Republican Rep. Brian Fitzpatrick of Pennsylvania said the deal was wrong “on multiple fronts, morally and legally,” and argued that the executive branch cannot spend money on its own. Democrat Tom Suozzi said the setup pushed the issue to an absurd extreme, saying the federal government can pay settlements in routine cases but that Trump wanted $1.8 billion and wanted his people to hand it out. Suozzi said the logic would let the money flow to people he believed had been wronged by the government, including people involved in the January 6 insurrection.
The dispute traces back to a lawsuit in which the president of the United States sued the United States over the leak of his tax returns. Last week, he settled with the federal government. Now lawmakers are trying to stop the Justice Department from giving Trump $1.776 billion in taxpayer money, a figure that has turned an already unusual case into something far larger than a private compensation claim.
Fitzpatrick, who like Suozzi is a member of the Problem Solvers Caucus, framed the issue as one of constitutional power. “The executive branch does not have any money in their own right,” he said, arguing that every dollar must be appropriated by Congress. Suozzi, speaking from his own experience on January 6, said the administration’s rationale becomes hard to defend when the possible beneficiaries include people prosecuted for attacking the Capitol. He said Daniel Rodriguez took a taser and stuck it in a police officer’s neck, leaving the officer with a heart attack and traumatic brain injury, and that Rodriguez was later sentenced to 12 years in prison before Trump pardoned him along with hundreds of others.

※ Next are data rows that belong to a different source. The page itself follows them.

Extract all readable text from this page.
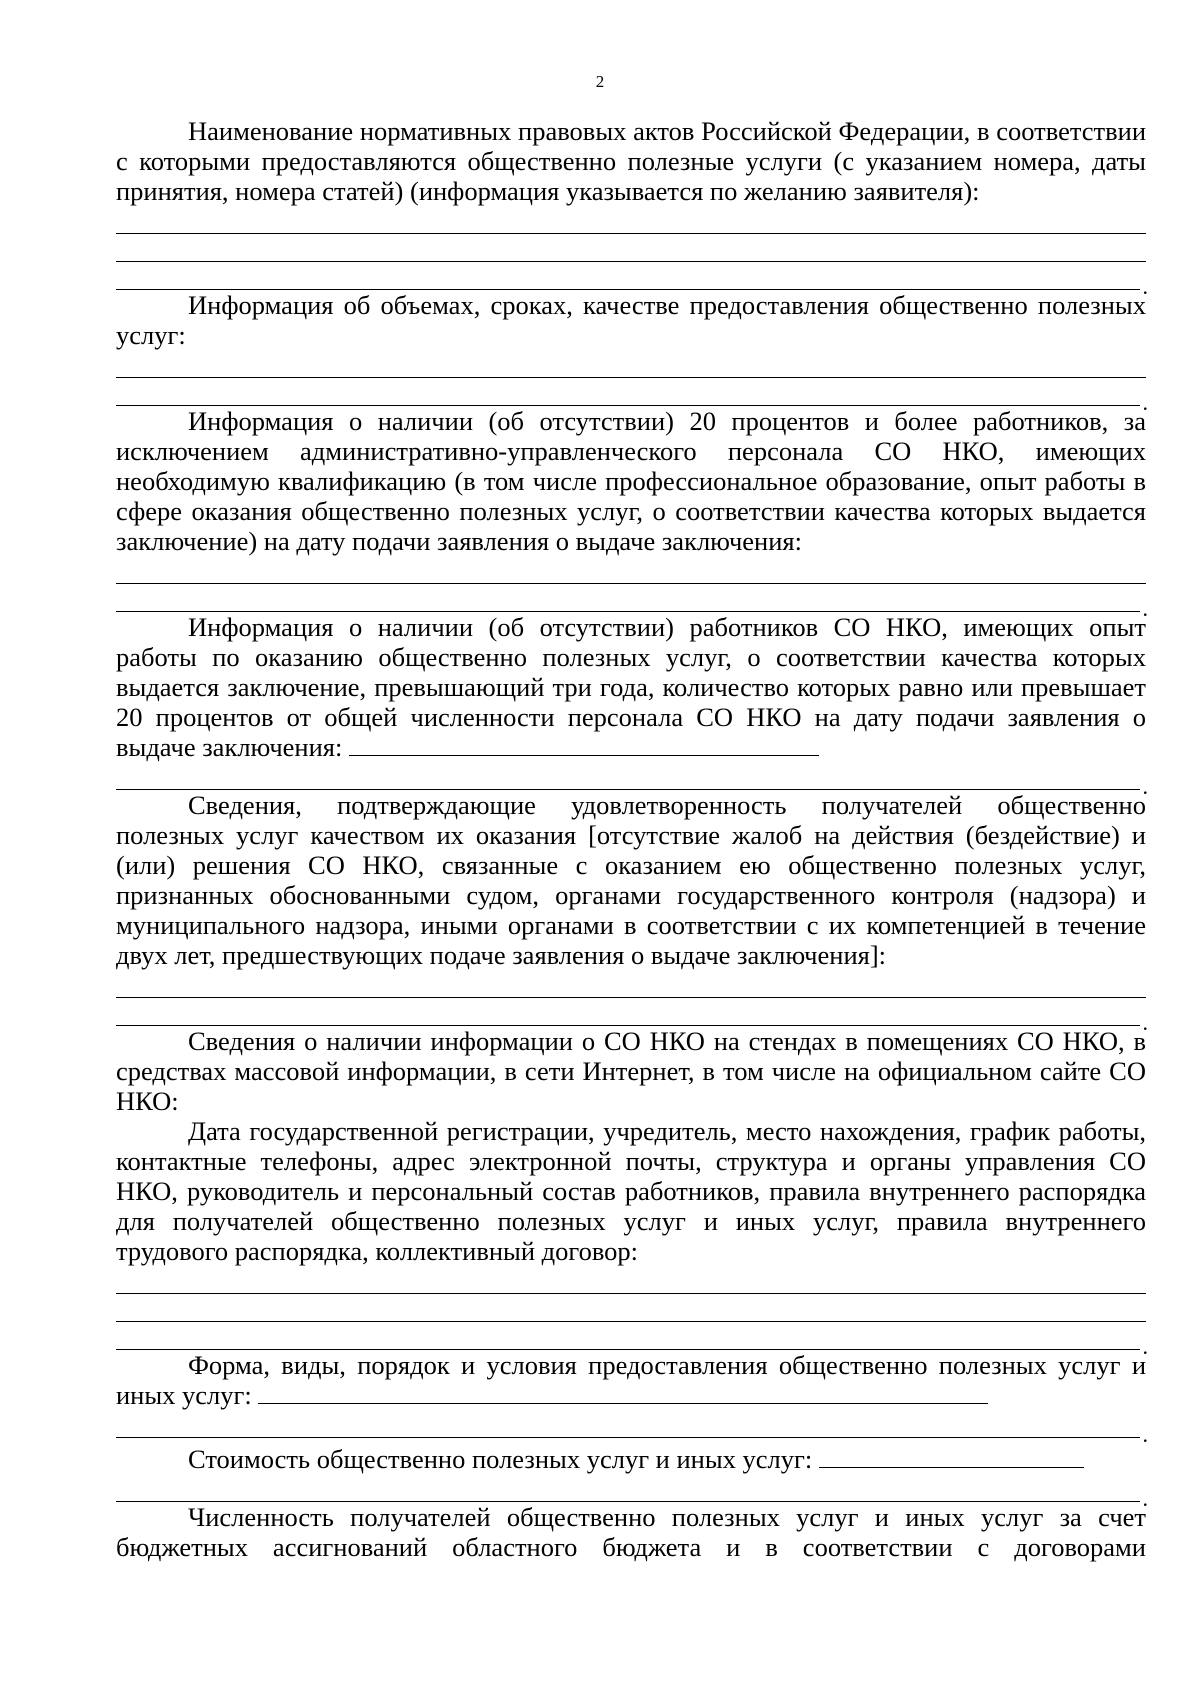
2

Наименование нормативных правовых актов Российской Федерации, в соответствии с которыми предоставляются общественно полезные услуги (с указанием номера, даты принятия, номера статей) (информация указывается по желанию заявителя):

.

Информация об объемах, сроках, качестве предоставления общественно полезных услуг:

.

Информация о наличии (об отсутствии) 20 процентов и более работников, за исключением административно-управленческого персонала СО НКО, имеющих необходимую квалификацию (в том числе профессиональное образование, опыт работы в сфере оказания общественно полезных услуг, о соответствии качества которых выдается заключение) на дату подачи заявления о выдаче заключения:

.

Информация о наличии (об отсутствии) работников СО НКО, имеющих опыт работы по оказанию общественно полезных услуг, о соответствии качества которых выдается заключение, превышающий три года, количество которых равно или превышает 20 процентов от общей численности персонала СО НКО на дату подачи заявления о выдаче заключения:

.

Сведения, подтверждающие удовлетворенность получателей общественно полезных услуг качеством их оказания [отсутствие жалоб на действия (бездействие) и (или) решения СО НКО, связанные с оказанием ею общественно полезных услуг, признанных обоснованными судом, органами государственного контроля (надзора) и муниципального надзора, иными органами в соответствии с их компетенцией в течение двух лет, предшествующих подаче заявления о выдаче заключения]:

.

Сведения о наличии информации о СО НКО на стендах в помещениях СО НКО, в средствах массовой информации, в сети Интернет, в том числе на официальном сайте СО НКО:

Дата государственной регистрации, учредитель, место нахождения, график работы, контактные телефоны, адрес электронной почты, структура и органы управления СО НКО, руководитель и персональный состав работников, правила внутреннего распорядка для получателей общественно полезных услуг и иных услуг, правила внутреннего трудового распорядка, коллективный договор:

.

Форма, виды, порядок и условия предоставления общественно полезных услуг и иных услуг:

.

Стоимость общественно полезных услуг и иных услуг:

.

Численность получателей общественно полезных услуг и иных услуг за счет бюджетных ассигнований областного бюджета и в соответствии с договорами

The White House has said it is not necessarily giving money to January 6 rioters, but it has also said it is not ruling out that possibility. Suozzi said that leaves the plan dangerously open-ended. “It’s absurd that they could now try and apply to the federal government for money,” he said.
That is the core of the fight now: a settlement born from a tax-return leak case has become a test of whether a judge, Congress, and the administration can be pulled into the same dispute over who gets paid, who decides, and whether the federal treasury can be used to reward people the White House says were targeted. The answer, at least for now, is that lawmakers of both parties are trying to shut it down before the first check is written.